Another option is to combine music and visual display and allow the user to interact with the music in some way. Show the tune that is playing, give the user an option to combine several tunes and play them in harmony, or to choose a different instrument for each tune and play an orchestra. Or play one tune with a proper delay to play a musical canon.

Yet another option is to engage the user as a composer who will choose pitches to play instruments to play, through some sensible interaction. The piano keyboard in the TunesDemo is one option. But, do add the black keys too :). Or teach the user how to play a guitar by showing a tune and the chords to play and asking the user to play along.

Enjoy.

Project specifications

We want to make sure that you focus above all on the model part of the program. This means the behavior of the parts of the game, the proper design of the classes and methods that implement this behavior, and, of course, proper testing of all components.

The requirements for the view (the graphical display) are secondary — we expect a working game, but it does not have to be flashy, we are happier if it is well designed.

One part of the credit for this assignment will be given for a design document that describes the data, the organization of the program, the key program components, and the design of tests. Imagine you want someone to keep improving your program — provide a road map that explains what your program does and how does it do it. This document should complement the Javadoc generated web pages. A separate document will give you a more detailed guidelines for what we expect.
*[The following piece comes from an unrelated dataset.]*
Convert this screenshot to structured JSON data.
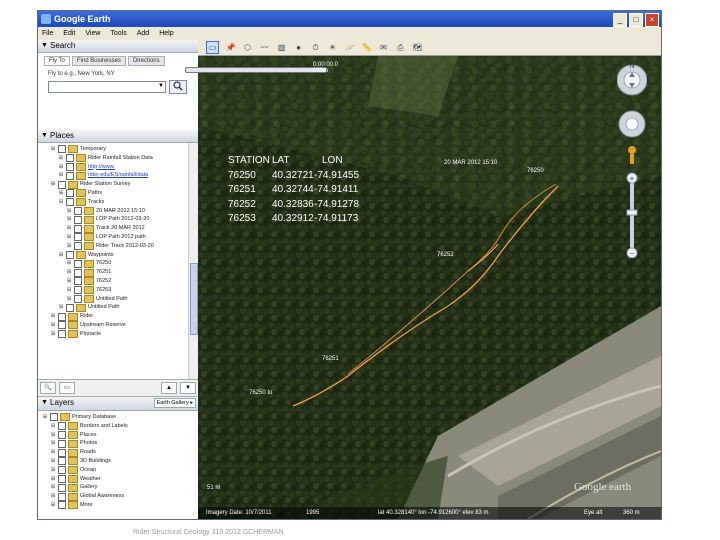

Finally, you will give a 15 minute presentation of your project during the last two days of classes. You can present even if your project is not complete.

Project Presentation

You will present your project (both partners together) during the lectures on Monday, December 6th and on Wednesday, December 8th. Both times we will meet in the lab in 212 WVH. Each partner should be able to describe any part of the code in the project, regardless of who wrote it, as we expect that both partners work on the project together. More information about the presentations will be provided shortly.

The Advice

The design part of each project typically takes the greatest amount of time. the more time you spend thinking things through, the easier it is to actually write the code.

Make sure you think the whole framework through before you start programming. Spend some time researching the Java libraries to see what tasks can be done using the existing tools. Write sample adapters to see how the existing class can be used in your setting.

Then design the key component by specifying their interfaces — the method headers, the interfaces that various classes must implement or use to get information from others.

For now, you have not learned about various tools and techniques to support such design process — other than class diagrams. Any description that you find helpful in clarifying the roles of the different classes and interfaces in your program is acceptable.

The design document you produce should include a brief user’s guide, give a general overview of the project organization as well as describe all data definitions and the key methods. The Javadocs supplement this with detailed information about the actual implementation.